Already renowned for his science fiction and scientific nonfiction, Arthur C. Clarke became the world's most famous science fiction writer after the success of 2001: A Space Odyssey. He then produced novels like Rendezvous with Rama and The Fountains of Paradise that many regard as his finest works. Gary Westfahl closely examines Clarke's remarkable career, ranging from his forgotten juvenilia to the passages he completed for a final novel, The Last Theorem. As Westfahl explains, Clarke's science fiction offered original perspectives on subjects like new inventions, space travel, humanity's destiny, alien encounters, the undersea world, and religion. While not inclined to mysticism, Clarke necessarily employed mystical language to describe the fantastic achievements of advanced aliens and future humans. Westfahl also contradicts the common perception that Clarke's characters were bland and underdeveloped, arguing that these reticent, solitary individuals, who avoid conventional relationships, represent his most significant prediction of the future, as they embody the increasingly common lifestyle of people in the twenty-first century.

Thoughts on the text

This was a great book for me. Not written as a conventional biographical sketch, the text was an exploration, better described as an intellectual case study, of Arthur's works. As with most scholarly tests, Westfahl began with a well-written thesis. This was by far my favorite portion of the text. Of note, Westfahl, by far, met each objective he set forth.

Admittedly, I have never read any of Clarke's work; therefore, all of the material was new to me. I rather enjoyed the author's exploration of various plots, including spoilers. (NOTE: I love spoilers. I don't necessarily read to find out what happened. I read to enjoy the words.)
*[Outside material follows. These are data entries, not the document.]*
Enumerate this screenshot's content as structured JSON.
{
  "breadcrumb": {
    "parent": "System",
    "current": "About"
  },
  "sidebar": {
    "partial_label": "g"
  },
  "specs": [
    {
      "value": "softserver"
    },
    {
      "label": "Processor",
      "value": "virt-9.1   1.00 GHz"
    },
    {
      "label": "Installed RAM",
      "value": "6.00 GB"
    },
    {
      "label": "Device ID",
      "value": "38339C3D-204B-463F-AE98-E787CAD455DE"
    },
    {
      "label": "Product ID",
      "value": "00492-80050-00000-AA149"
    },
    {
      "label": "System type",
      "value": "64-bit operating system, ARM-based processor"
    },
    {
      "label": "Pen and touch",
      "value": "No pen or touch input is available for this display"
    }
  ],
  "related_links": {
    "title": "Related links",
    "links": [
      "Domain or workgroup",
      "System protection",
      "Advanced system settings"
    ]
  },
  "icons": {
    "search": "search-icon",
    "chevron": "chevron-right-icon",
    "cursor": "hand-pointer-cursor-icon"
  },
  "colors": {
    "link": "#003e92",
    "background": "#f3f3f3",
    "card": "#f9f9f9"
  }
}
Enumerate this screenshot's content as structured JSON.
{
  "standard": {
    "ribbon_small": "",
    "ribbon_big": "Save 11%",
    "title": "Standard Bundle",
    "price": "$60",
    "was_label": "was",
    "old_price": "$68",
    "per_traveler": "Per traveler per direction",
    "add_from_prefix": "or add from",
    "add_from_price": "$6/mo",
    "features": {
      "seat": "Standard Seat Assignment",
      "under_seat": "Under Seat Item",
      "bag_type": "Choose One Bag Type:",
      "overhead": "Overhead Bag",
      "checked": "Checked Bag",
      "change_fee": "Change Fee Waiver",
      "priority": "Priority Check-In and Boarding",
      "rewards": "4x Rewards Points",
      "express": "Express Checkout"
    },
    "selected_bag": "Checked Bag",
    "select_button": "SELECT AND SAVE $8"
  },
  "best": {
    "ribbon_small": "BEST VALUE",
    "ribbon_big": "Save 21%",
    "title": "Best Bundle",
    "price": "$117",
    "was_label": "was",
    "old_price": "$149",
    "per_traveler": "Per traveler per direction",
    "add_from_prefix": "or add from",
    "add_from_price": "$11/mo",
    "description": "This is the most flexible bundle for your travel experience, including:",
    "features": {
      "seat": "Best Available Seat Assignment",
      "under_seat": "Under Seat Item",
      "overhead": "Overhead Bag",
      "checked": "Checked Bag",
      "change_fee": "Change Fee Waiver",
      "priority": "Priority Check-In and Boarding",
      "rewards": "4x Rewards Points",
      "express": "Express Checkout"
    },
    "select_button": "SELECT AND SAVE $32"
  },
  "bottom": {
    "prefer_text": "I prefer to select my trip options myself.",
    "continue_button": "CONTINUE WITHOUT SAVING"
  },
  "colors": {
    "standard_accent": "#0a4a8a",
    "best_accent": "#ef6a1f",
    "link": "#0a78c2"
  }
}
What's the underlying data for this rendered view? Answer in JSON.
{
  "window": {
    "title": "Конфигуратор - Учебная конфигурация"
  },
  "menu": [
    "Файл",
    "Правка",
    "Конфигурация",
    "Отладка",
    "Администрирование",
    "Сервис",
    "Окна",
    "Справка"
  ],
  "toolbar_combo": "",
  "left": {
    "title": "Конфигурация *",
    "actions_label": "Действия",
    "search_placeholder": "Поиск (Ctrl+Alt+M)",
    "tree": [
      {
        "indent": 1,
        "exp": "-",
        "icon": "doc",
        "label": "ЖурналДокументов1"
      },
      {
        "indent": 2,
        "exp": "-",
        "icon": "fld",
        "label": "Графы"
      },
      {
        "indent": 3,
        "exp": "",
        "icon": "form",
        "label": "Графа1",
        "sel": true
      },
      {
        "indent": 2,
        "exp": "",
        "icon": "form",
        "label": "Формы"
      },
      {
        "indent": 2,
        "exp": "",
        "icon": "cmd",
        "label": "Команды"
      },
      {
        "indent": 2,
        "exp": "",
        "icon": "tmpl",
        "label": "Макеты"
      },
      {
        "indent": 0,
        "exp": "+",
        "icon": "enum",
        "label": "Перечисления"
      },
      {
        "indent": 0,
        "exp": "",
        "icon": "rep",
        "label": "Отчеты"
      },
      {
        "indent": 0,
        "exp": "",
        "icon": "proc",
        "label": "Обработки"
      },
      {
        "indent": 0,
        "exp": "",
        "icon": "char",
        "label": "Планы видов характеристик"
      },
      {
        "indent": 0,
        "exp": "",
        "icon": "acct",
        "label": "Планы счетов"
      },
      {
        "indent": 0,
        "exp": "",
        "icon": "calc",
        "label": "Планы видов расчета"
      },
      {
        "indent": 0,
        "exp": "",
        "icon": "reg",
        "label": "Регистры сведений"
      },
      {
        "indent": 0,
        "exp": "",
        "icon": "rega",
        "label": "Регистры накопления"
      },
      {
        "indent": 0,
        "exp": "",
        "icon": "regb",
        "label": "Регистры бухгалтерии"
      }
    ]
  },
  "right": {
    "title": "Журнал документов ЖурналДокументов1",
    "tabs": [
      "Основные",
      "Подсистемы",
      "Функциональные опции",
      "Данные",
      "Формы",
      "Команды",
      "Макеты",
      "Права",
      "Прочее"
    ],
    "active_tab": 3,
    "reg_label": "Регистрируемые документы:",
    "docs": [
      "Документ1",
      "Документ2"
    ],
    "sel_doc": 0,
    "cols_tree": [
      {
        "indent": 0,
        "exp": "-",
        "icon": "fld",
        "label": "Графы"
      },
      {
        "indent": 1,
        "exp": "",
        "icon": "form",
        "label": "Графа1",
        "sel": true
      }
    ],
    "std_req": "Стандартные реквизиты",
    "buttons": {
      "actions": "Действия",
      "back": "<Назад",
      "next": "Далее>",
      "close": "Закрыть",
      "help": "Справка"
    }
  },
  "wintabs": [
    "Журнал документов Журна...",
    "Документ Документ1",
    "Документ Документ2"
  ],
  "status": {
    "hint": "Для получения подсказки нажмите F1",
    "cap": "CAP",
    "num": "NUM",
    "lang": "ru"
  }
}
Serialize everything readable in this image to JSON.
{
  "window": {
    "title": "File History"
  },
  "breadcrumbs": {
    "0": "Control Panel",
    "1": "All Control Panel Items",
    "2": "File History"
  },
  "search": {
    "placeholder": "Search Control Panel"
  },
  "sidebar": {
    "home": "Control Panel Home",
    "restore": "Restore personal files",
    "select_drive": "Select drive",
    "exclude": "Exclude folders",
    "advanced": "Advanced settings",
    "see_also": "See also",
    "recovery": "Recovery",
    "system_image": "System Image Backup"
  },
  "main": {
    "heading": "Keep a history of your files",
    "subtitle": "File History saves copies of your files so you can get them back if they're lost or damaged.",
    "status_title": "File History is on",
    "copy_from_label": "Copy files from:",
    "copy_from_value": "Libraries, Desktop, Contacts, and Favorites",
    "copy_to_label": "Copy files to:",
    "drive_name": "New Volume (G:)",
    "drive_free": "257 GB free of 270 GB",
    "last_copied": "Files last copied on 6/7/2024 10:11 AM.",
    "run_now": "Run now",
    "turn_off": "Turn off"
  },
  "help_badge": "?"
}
This phenomenal case study would be a wonderful read for those who wish to become Sci Fi authors or who love Sci Fi and wish to delve deeper into the psyche of one of the most esteemed Sci Fi authors. Moreover, this is an excellent text for college literature courses.

About Gary

Voluminous, contrarian, methodical and learned, Gary Westfahl is a central figure in SF criticism.
His numerous articles and reviews have appeared in Science Fiction Studies, Extrapolation, Science Fiction Eye, SFRA Newsletter, Journal of the Fantastic in the Arts, and Monad: Essays on Science Fiction, among others.In the late 1990s, Westfahl became a regular columnist for Interzone, producing 36 columns. In 2001, he began to contribute film reviews and essays to the website Locus Online.Recent books include The Other Side of the Sky: An Annotated Bibliography of Space Stations in Science Fiction, 1869-1993 (2009), The Spacesuit Film: A History, 1918-1969 (2012), and the author study William Gibson (2013).Westfahl received the Pilgrim Award in 2003 for lifetime contributions to SF and fantasy scholarship.